General information
- Type: Unmanned combat aerial vehicle
- National origin: Turkey
- Manufacturer: HAVELSAN
- Status: In service
- Primary user: Turkey

History
- Introduction date: 2024
- First flight: 2021; 4 years ago

= Havelsan BAHA =

Turkish unmanned combat aerial vehicle

BAHA, acronym for Bulut Altı İnsansız Hava Aracı), is a Turkish sub-cloud autonomous vertical take-off and landing unmanned aerial vehicle developed by HAVELSAN for the needs of the border security forces.

== Background ==
The development of BAHA lasted one year at the Turkish defence industry company HAVELSAN. It was introduced at the "International Anatolian Eagle 2021 Exercie" held at the 3rd Main Jet Base Command in Konya in June–July.
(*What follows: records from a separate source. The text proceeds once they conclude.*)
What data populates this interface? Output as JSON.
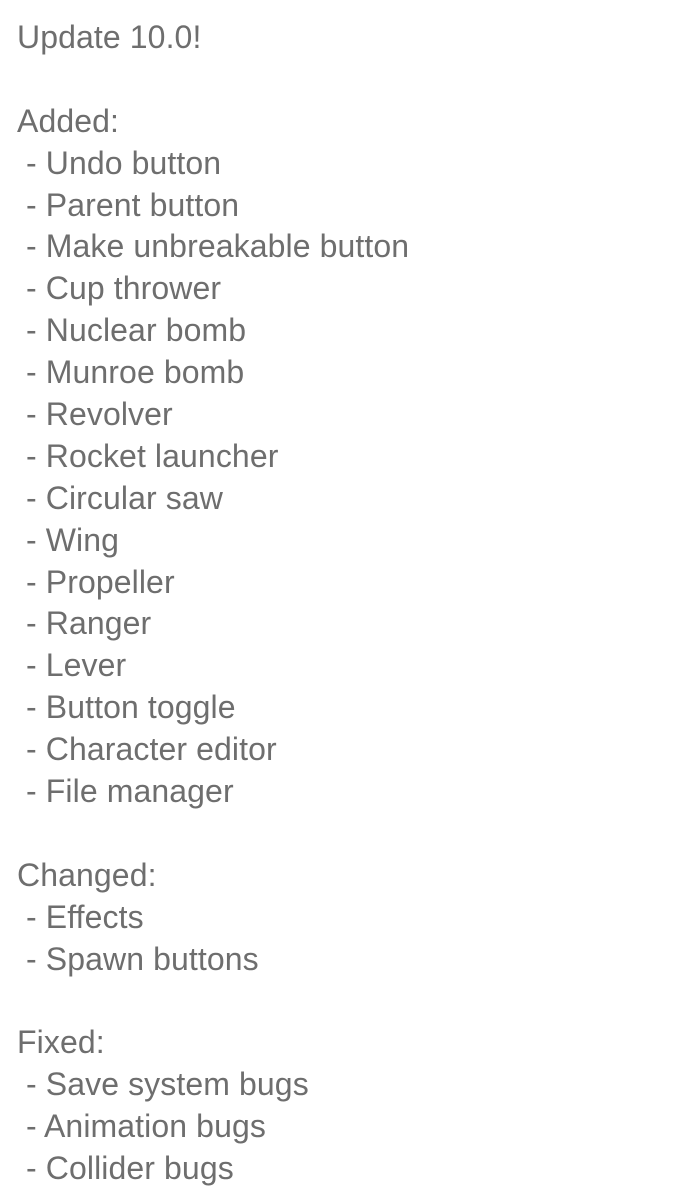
{
  "title": "Update 10.0!",
  "sections": {
    "added": {
      "heading": "Added:",
      "items": [
        "Undo button",
        "Parent button",
        "Make unbreakable button",
        "Cup thrower",
        "Nuclear bomb",
        "Munroe bomb",
        "Revolver",
        "Rocket launcher",
        "Circular saw",
        "Wing",
        "Propeller",
        "Ranger",
        "Lever",
        "Button toggle",
        "Character editor",
        "File manager"
      ]
    },
    "changed": {
      "heading": "Changed:",
      "items": [
        "Effects",
        "Spawn buttons"
      ]
    },
    "fixed": {
      "heading": "Fixed:",
      "items": [
        "Save system bugs",
        "Animation bugs",
        "Collider bugs"
      ]
    }
  },
  "colors": {
    "text": "#6e6e6e",
    "background": "#ffffff"
  }
}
By early October 2021, it was reported that the UAV successfully completed the flight test in an altitude of 7500 ft at a distance of 10 km far from the Ground Support Center. It can perform activities like surveillance footage (IMINT), reconnaissance, transferring and resisting radio jamming. It has a maximum takeoff weight (MTOW) of 30 kg and its payload capacity is 6 kg. The electrical powered version has an endurance of 2 hours, and the fuel powered version has 2.5 hours.
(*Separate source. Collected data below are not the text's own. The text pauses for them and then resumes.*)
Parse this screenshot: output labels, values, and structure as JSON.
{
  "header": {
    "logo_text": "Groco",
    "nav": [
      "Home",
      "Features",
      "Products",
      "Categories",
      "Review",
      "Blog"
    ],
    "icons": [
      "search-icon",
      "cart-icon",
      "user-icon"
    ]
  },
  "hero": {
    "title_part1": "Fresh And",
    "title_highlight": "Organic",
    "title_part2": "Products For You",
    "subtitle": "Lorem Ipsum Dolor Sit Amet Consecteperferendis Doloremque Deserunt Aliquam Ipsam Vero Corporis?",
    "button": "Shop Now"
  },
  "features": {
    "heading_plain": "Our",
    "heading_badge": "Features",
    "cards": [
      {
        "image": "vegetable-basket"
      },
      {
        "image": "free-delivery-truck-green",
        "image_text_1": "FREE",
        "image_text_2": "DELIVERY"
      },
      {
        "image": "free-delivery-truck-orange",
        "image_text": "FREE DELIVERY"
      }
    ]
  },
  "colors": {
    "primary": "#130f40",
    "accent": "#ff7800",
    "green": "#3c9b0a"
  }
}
The BAHA is operated from a land vehicle. A further development for the central control of a swarm of 20–30 UAVs, each operated from one land vehicle, is in progress. It is expected that the development was accomplished mid 2021. In 2022, the UAV was redesigned in line with the needs of the Turkish Armed Forces.

== Characteristics ==
BAHA has a wingspan of 3.70 m. The UAV is able to be airborne up to six hours with its gasoline engine and up to two hours with its electric engine. It can operate at altitudes of up to 15000 ft in a service range of 80 km. Its payload capacity is 5 kg.
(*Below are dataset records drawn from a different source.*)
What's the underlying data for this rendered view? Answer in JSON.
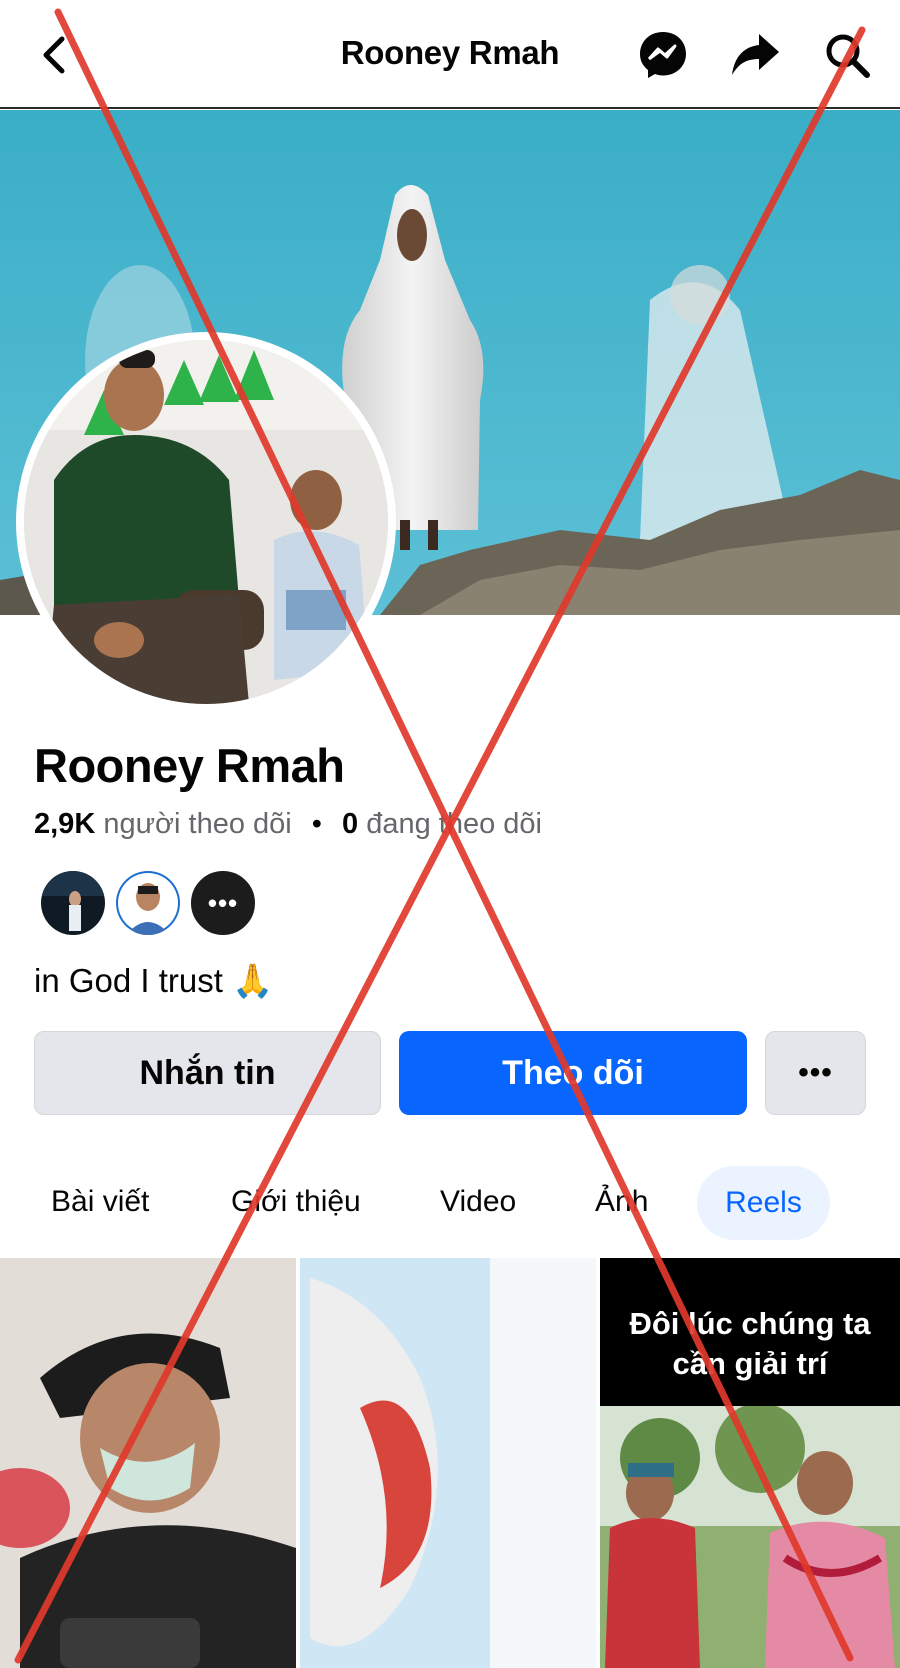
{
  "header": {
    "title": "Rooney Rmah",
    "icons": [
      "back-arrow-icon",
      "messenger-icon",
      "share-icon",
      "search-icon"
    ]
  },
  "profile": {
    "name": "Rooney Rmah",
    "followers_count": "2,9K",
    "followers_label": "người theo dõi",
    "separator": "•",
    "following_count": "0",
    "following_label": "đang theo dõi",
    "friends_more": "•••",
    "bio": "in God I trust 🙏"
  },
  "actions": {
    "message_label": "Nhắn tin",
    "follow_label": "Theo dõi",
    "more_label": "•••"
  },
  "tabs": [
    {
      "label": "Bài viết",
      "active": false
    },
    {
      "label": "Giới thiệu",
      "active": false
    },
    {
      "label": "Video",
      "active": false
    },
    {
      "label": "Ảnh",
      "active": false
    },
    {
      "label": "Reels",
      "active": true
    }
  ],
  "reels": {
    "caption_line1": "Đôi lúc chúng ta",
    "caption_line2": "cần giải trí"
  },
  "colors": {
    "accent": "#0866ff",
    "active_tab_bg": "#ebf3ff",
    "overlay_x": "#e0392b"
  }
}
The system can be easily set up by two people, operated by a single person, and can be ready for duty within minutes.

== Service ==
BAHA meets the need for images with its ability to fly under clouds when it becomes difficult to take images with other type of UAVs due to adverse weather conditions. It contributes so to obtaining the first information about settlements, where transportation is not possible due to natural disasters.

It can be used in tasks such as tracking, detection and area protection, intelligence, electronic warfare, coastal and border security, energy transmission and oil-gas lines inspection, anti-smuggling and anti-terrorism, public order, narcotic plant detection, residential thermal measurement, forest fire management, post-disaster assessment., environmental pollution detection, agricultural practices and cartography.

Following exportation of BAHA to the Nigerian military in Africa, and to Central Asia, it was delivered to the Turkish Armed Forces end December 2023.